CWTSLeiden / networkanalysis

Java package that provides data structures and algorithms for network analysis.
MIT License
144 stars 33 forks source link

Warning: NetworkClustering fills the gap nodes from your input network as isolated clusters #6

Closed biowilliam closed 3 years ago

biowilliam commented 5 years ago

Input edgelists ; output cluster information for each nodes.

I have isolates in the network and so the edgelists will not contain any information about them. However the RunNetworkClustering.jar would assign cluster numbers sequentially for all nodes including those that do not exist in the input edgelists. That is, NetworkClustering will fill the gap nodes as isolated clusters from your input network. I have attached my edgelist input (node ranges from 0 to 76 without 36) and clusters output here (contain cluster for node 36).

Networkcluster warning example-edgelist.txt clusters.txt

vtraag commented 5 years ago

Just to be sure that I understand what the problem is. If you have an edgelist such as

0 1
3 4

node 2 is an isolate. The algorithm clusters nodes 0-4, and outputs a cluster for each node 0-4, and you end up with something like

0 1
1 1
2 3
3 2
4 2

You would have expected it to not output a cluster for node 2 in this case?

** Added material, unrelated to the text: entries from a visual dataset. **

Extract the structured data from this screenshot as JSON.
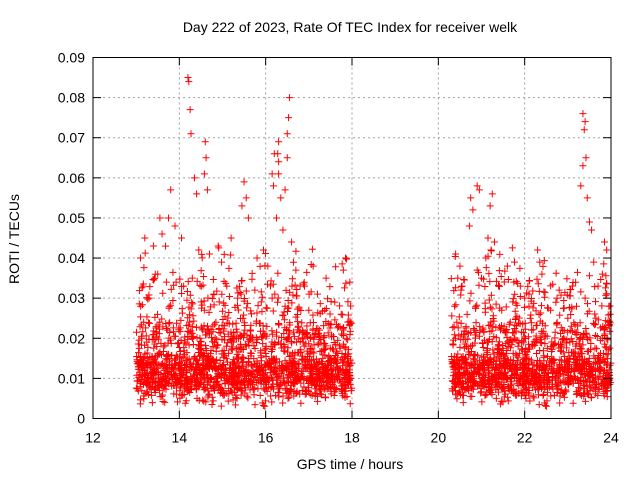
{
  "chart_data": {
    "type": "scatter",
    "title": "Day 222 of 2023, Rate Of TEC Index for receiver welk",
    "xlabel": "GPS time / hours",
    "ylabel": "ROTI / TECUs",
    "xlim": [
      12,
      24
    ],
    "ylim": [
      0,
      0.09
    ],
    "xticks": [
      12,
      14,
      16,
      18,
      20,
      22,
      24
    ],
    "xtick_labels": [
      "12",
      "14",
      "16",
      "18",
      "20",
      "22",
      "24"
    ],
    "yticks": [
      0,
      0.01,
      0.02,
      0.03,
      0.04,
      0.05,
      0.06,
      0.07,
      0.08,
      0.09
    ],
    "ytick_labels": [
      "0",
      "0.01",
      "0.02",
      "0.03",
      "0.04",
      "0.05",
      "0.06",
      "0.07",
      "0.08",
      "0.09"
    ],
    "grid": true,
    "marker": "+",
    "series": [
      {
        "name": "ROTI",
        "color": "#ff0000",
        "segments": [
          [
            13.0,
            18.0
          ],
          [
            20.3,
            24.0
          ]
        ],
        "points": [
          [
            14.2,
            0.085
          ],
          [
            14.22,
            0.084
          ],
          [
            14.25,
            0.077
          ],
          [
            14.27,
            0.071
          ],
          [
            16.55,
            0.08
          ],
          [
            16.53,
            0.075
          ],
          [
            16.5,
            0.071
          ],
          [
            16.3,
            0.069
          ],
          [
            16.28,
            0.066
          ],
          [
            16.3,
            0.064
          ],
          [
            16.2,
            0.066
          ],
          [
            16.3,
            0.061
          ],
          [
            16.15,
            0.061
          ],
          [
            16.18,
            0.058
          ],
          [
            16.5,
            0.065
          ],
          [
            16.45,
            0.057
          ],
          [
            14.6,
            0.069
          ],
          [
            14.62,
            0.065
          ],
          [
            14.58,
            0.061
          ],
          [
            14.65,
            0.057
          ],
          [
            14.35,
            0.06
          ],
          [
            14.4,
            0.056
          ],
          [
            13.8,
            0.057
          ],
          [
            13.75,
            0.05
          ],
          [
            13.55,
            0.05
          ],
          [
            13.6,
            0.046
          ],
          [
            13.9,
            0.048
          ],
          [
            14.05,
            0.045
          ],
          [
            15.5,
            0.059
          ],
          [
            15.55,
            0.055
          ],
          [
            15.45,
            0.053
          ],
          [
            15.6,
            0.05
          ],
          [
            16.35,
            0.055
          ],
          [
            16.25,
            0.05
          ],
          [
            16.4,
            0.047
          ],
          [
            16.6,
            0.044
          ],
          [
            15.2,
            0.045
          ],
          [
            14.9,
            0.043
          ],
          [
            14.7,
            0.041
          ],
          [
            14.45,
            0.042
          ],
          [
            13.2,
            0.045
          ],
          [
            13.4,
            0.043
          ],
          [
            13.1,
            0.04
          ],
          [
            15.8,
            0.04
          ],
          [
            15.95,
            0.042
          ],
          [
            16.05,
            0.038
          ],
          [
            16.7,
            0.037
          ],
          [
            17.1,
            0.038
          ],
          [
            17.85,
            0.04
          ],
          [
            17.8,
            0.037
          ],
          [
            17.95,
            0.034
          ],
          [
            17.4,
            0.035
          ],
          [
            17.2,
            0.031
          ],
          [
            16.9,
            0.033
          ],
          [
            13.5,
            0.036
          ],
          [
            13.7,
            0.034
          ],
          [
            14.1,
            0.033
          ],
          [
            14.3,
            0.035
          ],
          [
            14.8,
            0.031
          ],
          [
            15.1,
            0.033
          ],
          [
            15.35,
            0.03
          ],
          [
            15.75,
            0.032
          ],
          [
            16.15,
            0.03
          ],
          [
            16.45,
            0.028
          ],
          [
            17.0,
            0.027
          ],
          [
            17.6,
            0.029
          ],
          [
            17.75,
            0.026
          ],
          [
            13.3,
            0.03
          ],
          [
            20.4,
            0.041
          ],
          [
            20.5,
            0.038
          ],
          [
            20.45,
            0.035
          ],
          [
            20.55,
            0.033
          ],
          [
            20.75,
            0.055
          ],
          [
            20.8,
            0.052
          ],
          [
            20.72,
            0.048
          ],
          [
            20.9,
            0.058
          ],
          [
            20.95,
            0.057
          ],
          [
            21.25,
            0.056
          ],
          [
            21.2,
            0.053
          ],
          [
            21.15,
            0.045
          ],
          [
            21.22,
            0.042
          ],
          [
            21.3,
            0.044
          ],
          [
            21.1,
            0.04
          ],
          [
            20.9,
            0.037
          ],
          [
            21.0,
            0.035
          ],
          [
            21.4,
            0.033
          ],
          [
            21.6,
            0.038
          ],
          [
            21.75,
            0.034
          ],
          [
            21.9,
            0.033
          ],
          [
            22.0,
            0.03
          ],
          [
            22.3,
            0.042
          ],
          [
            22.35,
            0.039
          ],
          [
            22.4,
            0.036
          ],
          [
            22.1,
            0.028
          ],
          [
            22.6,
            0.027
          ],
          [
            22.8,
            0.032
          ],
          [
            22.75,
            0.03
          ],
          [
            23.0,
            0.025
          ],
          [
            23.2,
            0.028
          ],
          [
            23.4,
            0.03
          ],
          [
            23.35,
            0.076
          ],
          [
            23.4,
            0.074
          ],
          [
            23.38,
            0.072
          ],
          [
            23.42,
            0.065
          ],
          [
            23.35,
            0.063
          ],
          [
            23.3,
            0.058
          ],
          [
            23.45,
            0.055
          ],
          [
            23.5,
            0.049
          ],
          [
            23.55,
            0.047
          ],
          [
            23.85,
            0.044
          ],
          [
            23.9,
            0.042
          ],
          [
            23.6,
            0.039
          ],
          [
            23.8,
            0.036
          ],
          [
            23.7,
            0.033
          ],
          [
            23.9,
            0.031
          ],
          [
            23.95,
            0.028
          ],
          [
            23.65,
            0.025
          ],
          [
            23.98,
            0.026
          ]
        ]
      }
    ]
  }
}
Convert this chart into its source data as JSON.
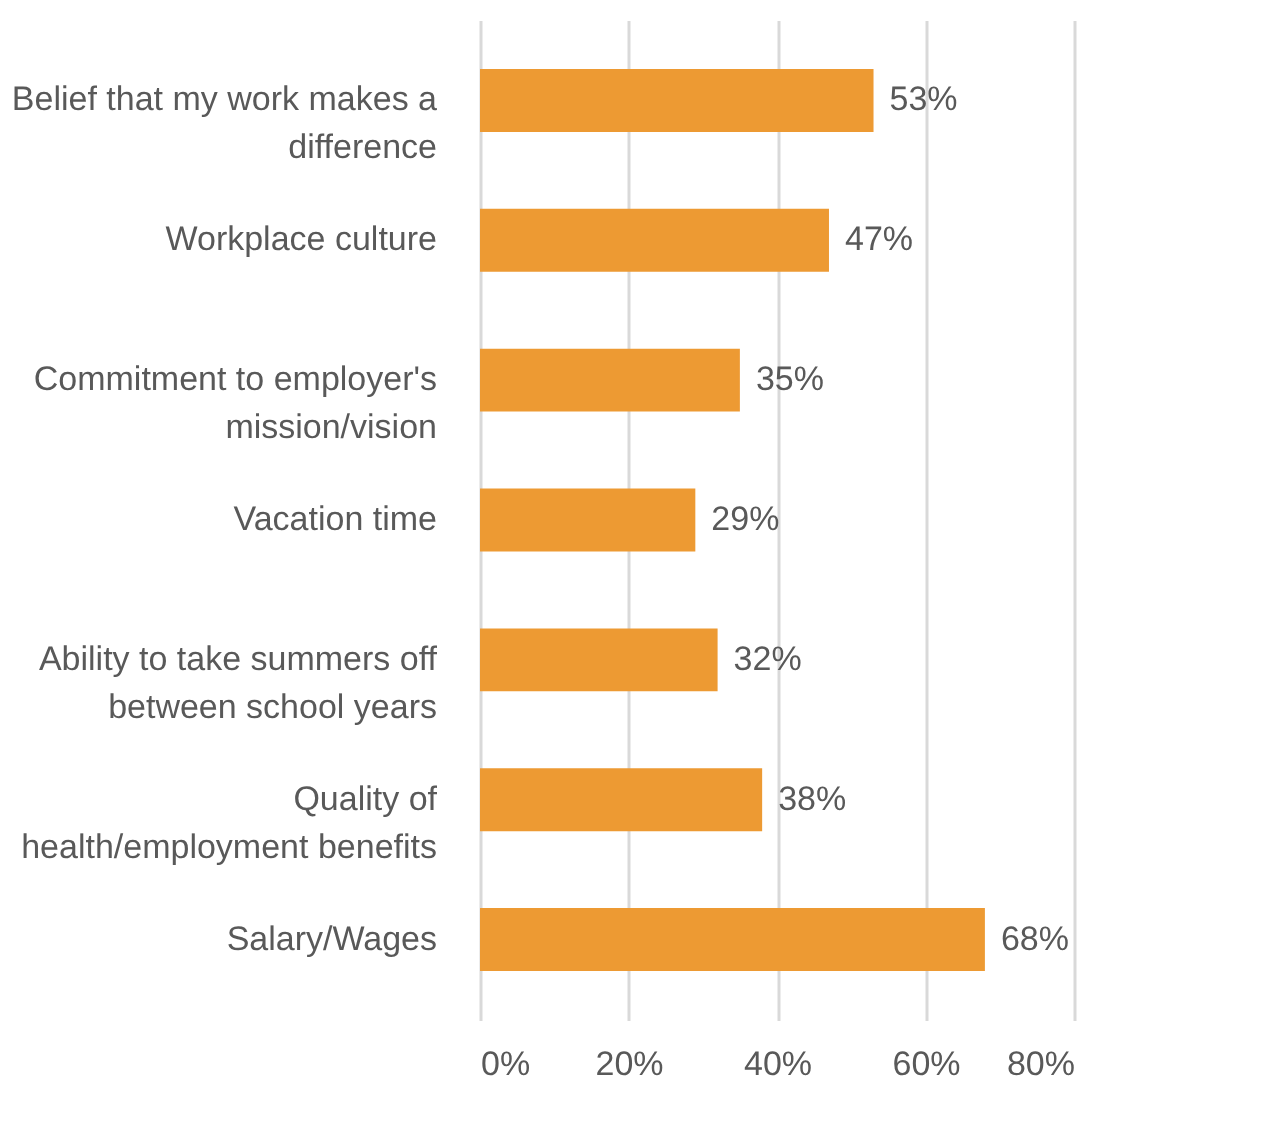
{
  "chart_data": {
    "type": "bar",
    "orientation": "horizontal",
    "categories": [
      "Belief that my work makes a difference",
      "Workplace culture",
      "Commitment to employer's mission/vision",
      "Vacation time",
      "Ability to take summers off between school years",
      "Quality of health/employment benefits",
      "Salary/Wages"
    ],
    "values": [
      53,
      47,
      35,
      29,
      32,
      38,
      68
    ],
    "value_labels": [
      "53%",
      "47%",
      "35%",
      "29%",
      "32%",
      "38%",
      "68%"
    ],
    "color": "#ed9a33",
    "xlim": [
      0,
      80
    ],
    "xticks": [
      {
        "value": 0,
        "label": "0%"
      },
      {
        "value": 20,
        "label": "20%"
      },
      {
        "value": 40,
        "label": "40%"
      },
      {
        "value": 60,
        "label": "60%"
      },
      {
        "value": 80,
        "label": "80%"
      }
    ],
    "grid": "x"
  }
}
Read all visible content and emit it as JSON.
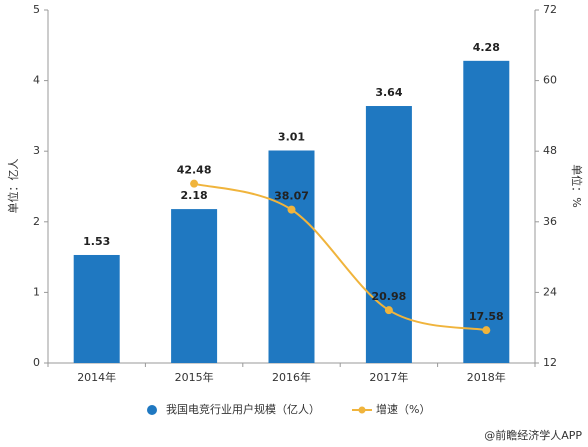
{
  "chart_data": {
    "type": "bar_line",
    "categories": [
      "2014年",
      "2015年",
      "2016年",
      "2017年",
      "2018年"
    ],
    "series": [
      {
        "name": "我国电竞行业用户规模（亿人）",
        "color": "#1f78c1",
        "type": "bar",
        "values": [
          1.53,
          2.18,
          3.01,
          3.64,
          4.28
        ]
      },
      {
        "name": "增速（%）",
        "color": "#f0b43c",
        "type": "line",
        "axis": "y2",
        "values": [
          null,
          42.48,
          38.07,
          20.98,
          17.58
        ]
      }
    ],
    "ylabel": "单位：亿人",
    "y2label": "单位：%",
    "ylim": [
      0,
      5
    ],
    "yticks": [
      0,
      1,
      2,
      3,
      4,
      5
    ],
    "y2lim": [
      12,
      72
    ],
    "y2ticks": [
      12,
      24,
      36,
      48,
      60,
      72
    ],
    "source": "@前瞻经济学人APP"
  }
}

I think this is more easily solved as either a pre-processing step (make sure there are no isolates in your networks) or a post-processing step (ignore the isolates). Other people may actually expect the output to include a cluster for node 2 in such cases (this would also be my expectation). Not outputting the isolates would only complicate the matter I think.

Or would you simply prefer to get a warning that there are isolates or something?

biowilliam commented 5 years ago

You got the issue well. Yes, I agree that it is better to include the isolates in the final output as it is now, even better with a warning to highlight this isolated node issue especially for those who are new to network analysis. I spend quite some time to figure out the mismatch and just would like to share with the community for what I found. Thanks for your wonderful continuous improvement from SLM to Leiden.